Undrained cyclic response of a dense saturated sand with various grain sizes and contents of nonplastic fines: Experimental analysis and constitutive modeling

Abstract

The densification can increase the liquefaction resistance of sands. However, in most engineering practice, sands are not pure and contain a significant amount of fines with particle diameter smaller than 0.075 mm. Thus, it is necessary to quantitatively evaluate the influence of fines on the undrained cyclic behavior of dense sandy soils. In this study, a series of undrained cyclic triaxial tests were conducted on the dense saturated sand with various mean grain sizes and contents of nonplastic fines.

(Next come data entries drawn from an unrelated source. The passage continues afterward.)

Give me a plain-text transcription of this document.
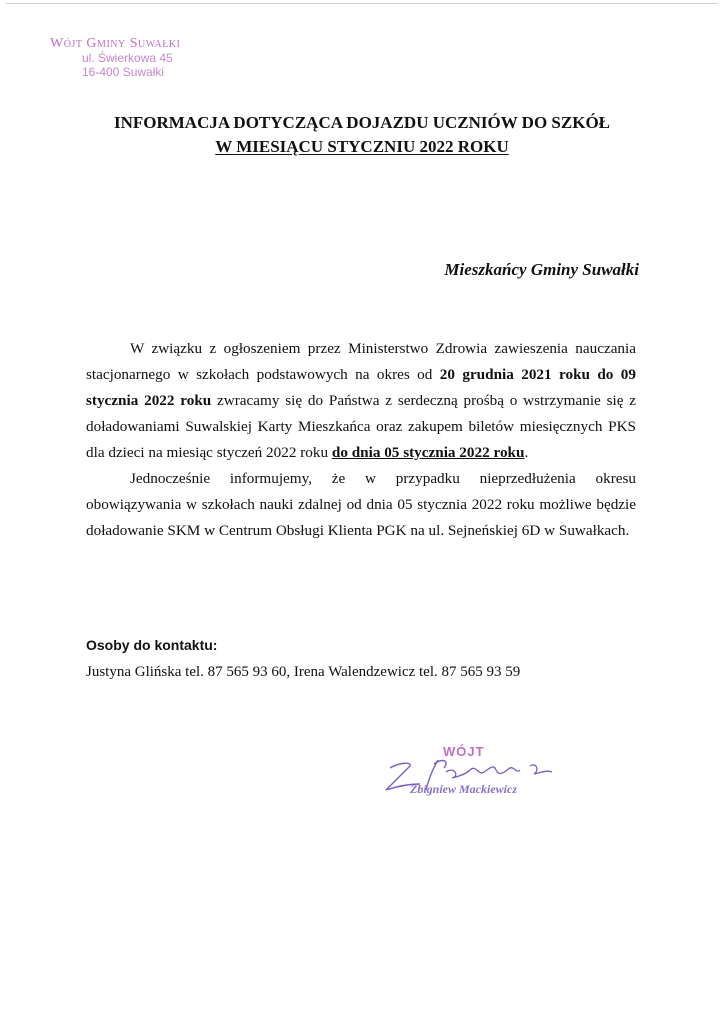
Wójt Gminy Suwałki
ul. Świerkowa 45
16-400 Suwałki
INFORMACJA DOTYCZĄCA DOJAZDU UCZNIÓW DO SZKÓŁ
W MIESIĄCU STYCZNIU 2022 ROKU
Mieszkańcy Gminy Suwałki

W związku z ogłoszeniem przez Ministerstwo Zdrowia zawieszenia nauczania stacjonarnego w szkołach podstawowych na okres od 20 grudnia 2021 roku do 09 stycznia 2022 roku zwracamy się do Państwa z serdeczną prośbą o wstrzymanie się z doładowaniami Suwalskiej Karty Mieszkańca oraz zakupem biletów miesięcznych PKS dla dzieci na miesiąc styczeń 2022 roku do dnia 05 stycznia 2022 roku.

Jednocześnie informujemy, że w przypadku nieprzedłużenia okresu obowiązywania w szkołach nauki zdalnej od dnia 05 stycznia 2022 roku możliwe będzie doładowanie SKM w Centrum Obsługi Klienta PGK na ul. Sejneńskiej 6D w Suwałkach.

Osoby do kontaktu:
Justyna Glińska tel. 87 565 93 60, Irena Walendzewicz tel. 87 565 93 59
WÓJT
Zbigniew Mackiewicz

A unified constitutive framework is modified to improve the capability of simulating the cyclic mobility behavior of sandy soils. The results indicate that the effect of the mean grain size on the cyclic stress ratio required to cause 5% double-amplitude axial strain for sandy soils depends on the amount of nonplastic fines added. Moreover, a good correlation between the cyclic resistance ratio and the initial value of the equivalent granular state parameter is obtained for various fines contents and mean grain sizes of nonplastic fines. The influence of the fines content and mean grain size of nonplastic fines on the liquefaction resistance of sandy soils can be reasonably characterized by the constitutive framework using a set of unique parameters. Additionally, the capability of the constitutive framework for describing the influence of the fines content on the cyclic instability behavior of sandy soils is also evaluated against the experimental data in the literature.